Agricultural Research Service

Research Project: USING REMOTE SENSING & MODELING FOR EVALUATING HYDROLOGIC FLUXES, STATES, & CONSTITUENT TRANSPORT PROCESSES WITHIN AGRICULTURAL LANDSCAPES Title: Effect of shifting crop production for biofuel demand on soil and water quality

Authors
item Beeson, Peter
item Sadeghi, Ali
item Daughtry, Craig
item Tomer, Mark
item Arnold, Jeffrey

Submitted to: BARC Poster Day
Publication Type: Abstract Only
Publication Acceptance Date: March 23, 2011
Publication Date: April 27, 2011
Citation: Beeson, P.C., Sadeghi, A.M., Daughtry, C.S., Tomer, M.D., Arnold, J.G. 2011. Effect of shifting crop production for biofuel demand on soil and water quality [abstract]. Abs. 4, BARC Poster Day.

Technical Abstract: The effect of shifting cropping systems to dominantly corn for biofuels, in particular ethanol production, could have serious implications on soil and water quality. Proper land management for biofuels production in agriculture is critical to achieve because of maintaining the sustainability of land resources.

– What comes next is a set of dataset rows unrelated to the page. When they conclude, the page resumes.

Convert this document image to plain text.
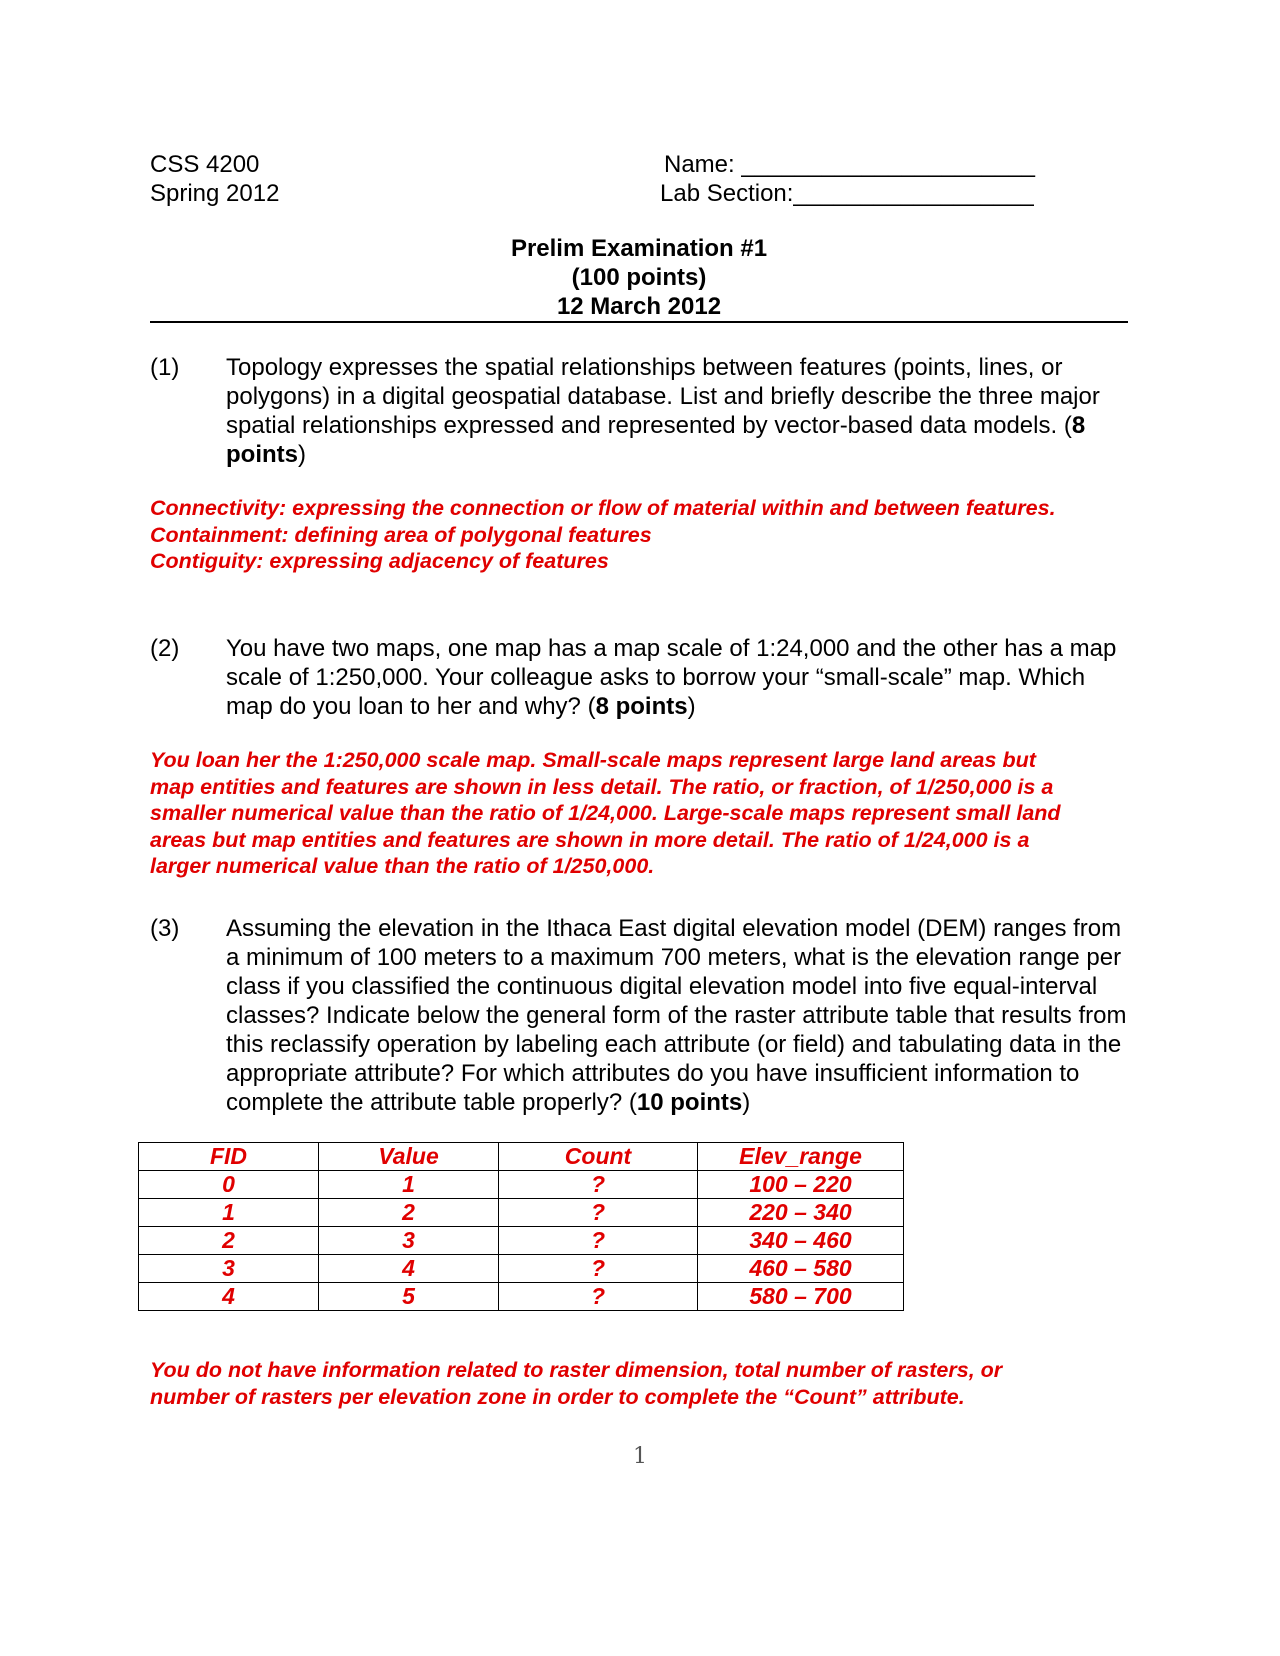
CSS 4200
Spring 2012
Name: ______________________
Lab Section:__________________
Prelim Examination #1
(100 points)
12 March 2012
(1) Topology expresses the spatial relationships between features (points, lines, or polygons) in a digital geospatial database. List and briefly describe the three major spatial relationships expressed and represented by vector-based data models. (8 points)
Connectivity: expressing the connection or flow of material within and between features.
Containment: defining area of polygonal features
Contiguity: expressing adjacency of features
(2) You have two maps, one map has a map scale of 1:24,000 and the other has a map scale of 1:250,000. Your colleague asks to borrow your “small-scale” map. Which map do you loan to her and why? (8 points)
You loan her the 1:250,000 scale map. Small-scale maps represent large land areas but
map entities and features are shown in less detail. The ratio, or fraction, of 1/250,000 is a
smaller numerical value than the ratio of 1/24,000. Large-scale maps represent small land
areas but map entities and features are shown in more detail. The ratio of 1/24,000 is a
larger numerical value than the ratio of 1/250,000.
(3) Assuming the elevation in the Ithaca East digital elevation model (DEM) ranges from a minimum of 100 meters to a maximum 700 meters, what is the elevation range per class if you classified the continuous digital elevation model into five equal-interval classes? Indicate below the general form of the raster attribute table that results from this reclassify operation by labeling each attribute (or field) and tabulating data in the appropriate attribute? For which attributes do you have insufficient information to complete the attribute table properly? (10 points)
FID	Value	Count	Elev_range
0	1	?	100 – 220
1	2	?	220 – 340
2	3	?	340 – 460
3	4	?	460 – 580
4	5	?	580 – 700
You do not have information related to raster dimension, total number of rasters, or
number of rasters per elevation zone in order to complete the “Count” attribute.
1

The South Fork of the Iowa River, for example, covers about 780 square-kilometers (193,000 ac) and is one of 15 benchmark watersheds of the USDA Conservation Effects Assessment Project (CEAP). The South Fork is historically 80-86% agricultural land with mainly either corn or soybean cultivation. In 2000, the watershed was 44% corn and 41% soybean, since then the disparity has grown and the maximum difference is seen in 2007 when the watershed was 59% corn and 21% soybean. We are using a watershed and field process-based water quality model to track changes in soil and water quality due to the increased fertilizer application and field operations resulting from the shift from corn-soybean rotation to continuous corn. The average annual nitrate load trends upward, with a maximum difference of 125% (2005 to 2007); however, this increase also corresponds to a large increase in annual rainfall. Furthermore, some agricultural areas could see a switch to strictly corn production in order to meet federal ethanol production goals. This scenario was also simulated to show the impacts to soil and water quality from large-scale expansion of corn cultivation.